Y bueno, ahí le mostré las acuarelas, los paisajes. Y la de la galería me dijo, vos “tenés algo. Está todo bien con los objetos, pero eso lo hace cualquiera. Vos tenés algo que otros artistas no tienen, que es saber pintar, y eso tiene su valor y su público. Aprovechá eso”, me dijo. Cualquiera que se recibe en el UNA quiere hacer eso. Yo quería ser un artista moderno, no quería paisajes. En ese momento, después de los ’90, había surgido el arte político y se había afianzado el objetualismo y lo conceptual. Y pintar estaba mal visto. Éramos cuatro. Estaban los viejos, sí, pero nadie les daba bola.
En el registro de la luz y del trazo, hay momentos en que tu pincel y tu pintura se ponen muy finos y retratan una casa. Y hay momentos en que esa pincelada juega sobre la insinuación.

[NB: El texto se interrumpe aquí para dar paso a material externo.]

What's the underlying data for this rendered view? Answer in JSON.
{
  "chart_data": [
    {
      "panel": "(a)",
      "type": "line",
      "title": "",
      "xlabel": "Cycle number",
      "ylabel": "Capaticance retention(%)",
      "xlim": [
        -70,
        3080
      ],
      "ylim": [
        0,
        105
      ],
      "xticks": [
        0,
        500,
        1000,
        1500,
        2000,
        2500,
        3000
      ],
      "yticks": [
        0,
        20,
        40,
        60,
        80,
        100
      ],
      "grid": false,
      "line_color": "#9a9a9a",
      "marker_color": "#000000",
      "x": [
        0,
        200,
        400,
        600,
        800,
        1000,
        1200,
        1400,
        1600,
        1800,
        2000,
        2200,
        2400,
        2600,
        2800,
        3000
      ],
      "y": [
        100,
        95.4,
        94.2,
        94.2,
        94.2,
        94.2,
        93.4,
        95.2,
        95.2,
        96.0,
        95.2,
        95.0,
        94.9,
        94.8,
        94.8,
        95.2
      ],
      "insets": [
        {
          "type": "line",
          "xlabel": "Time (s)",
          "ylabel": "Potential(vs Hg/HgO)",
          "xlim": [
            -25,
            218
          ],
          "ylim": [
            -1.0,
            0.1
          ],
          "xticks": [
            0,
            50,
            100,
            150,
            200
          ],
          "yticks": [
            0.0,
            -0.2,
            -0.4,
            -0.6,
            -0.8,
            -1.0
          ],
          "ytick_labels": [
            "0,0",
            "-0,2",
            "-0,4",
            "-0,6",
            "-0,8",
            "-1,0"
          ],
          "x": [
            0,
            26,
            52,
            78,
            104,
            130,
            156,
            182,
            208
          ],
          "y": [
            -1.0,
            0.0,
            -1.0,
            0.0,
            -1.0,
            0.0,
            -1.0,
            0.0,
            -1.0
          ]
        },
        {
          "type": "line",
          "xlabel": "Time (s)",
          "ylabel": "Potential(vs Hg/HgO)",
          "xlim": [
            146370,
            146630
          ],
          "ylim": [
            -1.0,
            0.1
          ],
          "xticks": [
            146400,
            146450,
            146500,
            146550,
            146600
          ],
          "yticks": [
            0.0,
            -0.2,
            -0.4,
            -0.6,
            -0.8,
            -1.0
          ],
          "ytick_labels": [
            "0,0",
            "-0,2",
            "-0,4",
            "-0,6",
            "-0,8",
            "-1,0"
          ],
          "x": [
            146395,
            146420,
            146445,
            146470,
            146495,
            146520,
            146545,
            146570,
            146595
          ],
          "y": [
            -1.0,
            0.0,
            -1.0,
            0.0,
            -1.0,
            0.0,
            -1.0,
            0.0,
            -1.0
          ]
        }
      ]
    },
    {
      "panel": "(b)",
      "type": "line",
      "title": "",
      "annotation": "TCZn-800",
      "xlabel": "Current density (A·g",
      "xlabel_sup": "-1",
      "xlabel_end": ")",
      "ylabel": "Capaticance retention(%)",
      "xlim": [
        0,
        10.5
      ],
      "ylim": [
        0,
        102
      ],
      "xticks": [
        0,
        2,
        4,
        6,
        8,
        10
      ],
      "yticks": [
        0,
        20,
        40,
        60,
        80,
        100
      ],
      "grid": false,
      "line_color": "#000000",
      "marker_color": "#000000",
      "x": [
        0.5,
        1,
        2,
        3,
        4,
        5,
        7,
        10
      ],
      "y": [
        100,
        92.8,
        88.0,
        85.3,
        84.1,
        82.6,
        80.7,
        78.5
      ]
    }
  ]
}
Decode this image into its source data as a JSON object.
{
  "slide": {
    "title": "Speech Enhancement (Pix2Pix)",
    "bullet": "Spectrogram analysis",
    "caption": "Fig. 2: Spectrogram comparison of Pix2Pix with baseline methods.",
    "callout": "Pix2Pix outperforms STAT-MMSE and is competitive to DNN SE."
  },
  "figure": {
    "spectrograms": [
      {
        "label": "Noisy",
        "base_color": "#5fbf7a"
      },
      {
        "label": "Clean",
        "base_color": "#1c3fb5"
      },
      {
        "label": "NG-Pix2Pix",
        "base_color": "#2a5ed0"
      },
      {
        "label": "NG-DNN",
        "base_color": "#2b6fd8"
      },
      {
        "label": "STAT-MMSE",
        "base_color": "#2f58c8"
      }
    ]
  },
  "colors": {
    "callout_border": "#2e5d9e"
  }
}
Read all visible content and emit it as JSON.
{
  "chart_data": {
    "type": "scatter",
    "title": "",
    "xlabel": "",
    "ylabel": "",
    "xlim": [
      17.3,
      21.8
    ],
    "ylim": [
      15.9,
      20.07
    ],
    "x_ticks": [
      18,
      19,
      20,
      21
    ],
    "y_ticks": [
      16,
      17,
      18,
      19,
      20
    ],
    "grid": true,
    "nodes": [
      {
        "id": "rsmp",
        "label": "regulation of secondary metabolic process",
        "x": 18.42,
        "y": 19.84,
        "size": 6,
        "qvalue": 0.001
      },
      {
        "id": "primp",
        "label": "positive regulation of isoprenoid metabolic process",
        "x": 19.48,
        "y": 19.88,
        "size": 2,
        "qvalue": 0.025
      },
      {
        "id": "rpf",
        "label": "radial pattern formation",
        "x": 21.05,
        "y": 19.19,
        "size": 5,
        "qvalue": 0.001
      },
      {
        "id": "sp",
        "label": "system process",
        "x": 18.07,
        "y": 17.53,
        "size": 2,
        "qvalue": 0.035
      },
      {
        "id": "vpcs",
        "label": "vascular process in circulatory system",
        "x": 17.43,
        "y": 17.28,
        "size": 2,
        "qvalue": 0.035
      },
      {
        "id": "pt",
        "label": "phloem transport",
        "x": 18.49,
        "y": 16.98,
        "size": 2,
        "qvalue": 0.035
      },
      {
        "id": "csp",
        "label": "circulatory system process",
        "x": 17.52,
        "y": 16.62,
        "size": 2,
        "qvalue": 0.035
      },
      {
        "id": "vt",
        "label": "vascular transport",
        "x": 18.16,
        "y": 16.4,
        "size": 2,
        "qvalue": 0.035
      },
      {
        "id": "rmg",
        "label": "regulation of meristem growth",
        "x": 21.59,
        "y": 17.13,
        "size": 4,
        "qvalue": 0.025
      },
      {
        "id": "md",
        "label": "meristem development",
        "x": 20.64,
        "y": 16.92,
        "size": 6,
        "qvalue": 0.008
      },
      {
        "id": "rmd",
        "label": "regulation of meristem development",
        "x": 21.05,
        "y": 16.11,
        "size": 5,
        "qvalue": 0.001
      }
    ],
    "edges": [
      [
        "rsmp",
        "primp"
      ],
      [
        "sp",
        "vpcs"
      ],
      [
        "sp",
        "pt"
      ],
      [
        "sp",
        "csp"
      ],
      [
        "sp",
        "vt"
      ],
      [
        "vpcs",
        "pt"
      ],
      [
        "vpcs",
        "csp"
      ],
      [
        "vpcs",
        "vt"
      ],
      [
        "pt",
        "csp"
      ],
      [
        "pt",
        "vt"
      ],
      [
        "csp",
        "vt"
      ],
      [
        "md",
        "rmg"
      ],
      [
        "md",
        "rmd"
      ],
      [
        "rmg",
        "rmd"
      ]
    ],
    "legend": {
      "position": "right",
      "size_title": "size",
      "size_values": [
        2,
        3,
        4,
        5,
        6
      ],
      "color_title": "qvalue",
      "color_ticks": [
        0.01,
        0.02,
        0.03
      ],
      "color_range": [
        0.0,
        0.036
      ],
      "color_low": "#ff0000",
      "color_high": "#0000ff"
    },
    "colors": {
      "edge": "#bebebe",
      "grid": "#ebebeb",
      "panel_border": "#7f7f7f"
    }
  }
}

Yo soy pintor y a mí me interesa la pintura. No es que soy isleño y quiero retratar la isla. Encontré un tema para retratar como pintor. Imaginate alguien que nace en la isla y tiene que escribir algo muy personalmente, pero sabe todo de la isla. A mí me pasó eso, encontré un tema. En ese momento en la isla yo pensaba que teníamos con mis amigos que hacer una muestra de los artistas del Tigre. Estaba vacío de arte. De intendente estaba Ubieto, pero tenía cero onda con la isla. Eso lo vi. Esas primeras muestras fueron en Tigre, en Palermo. Incluso organizamos una muestra que quisimos hacer acá en el Museo Sarmiento, pero me dieron mil vueltas. Y la terminamos haciendo en el Recoleta, con todos vecinos de acá y otros artistas, que muchos laburan todavía, y otros eran vecinos, había uno que cortaba el pasto. La muestra se llamó El ojo del Tigre, y la onda fue que a través del tigre se llamara la atención. Pero en principio fue eso, queríamos posicionarnos como los artistas del Tigre.
La alarma del horno suena. Y Adrián se levanta. El sol va corriéndose a medida que pasa el tiempo y nos movemos al último costado del asiento sobre el deck. Cada tanto, una brisa atraviesa el ambiente. Paiva cuenta, desde la cocina, que vienen realizándose juntadas entre distintos artistas del Delta y comenta sobre la próxima, en donde harán un mural en defensa de los humedales. También acota que hace poco le solicitaron hacer una pintura en la boletería de la estación. Todavía tenemos la comida y unas horas por delante, y Paiva ya se acerca con una ensalada de rúcula con cherris. En ese lapso, tan finito y majestuoso, ya podemos visualizar los trazos de Adrián en ese espacio de inflexión entre territorios, entre dos mundos, invitándote a esa confluencia entre lo cansino y lo agreste, haciéndote parte de la atmósfera que genera la isla al salir de continente.
Paiva en el Museo de Arte Tigre – Hasta el 30 de mayo, con la curaduría de Roberto Amigo.
Paiva en Museo Sarmiento – Hasta el 28 de febrero.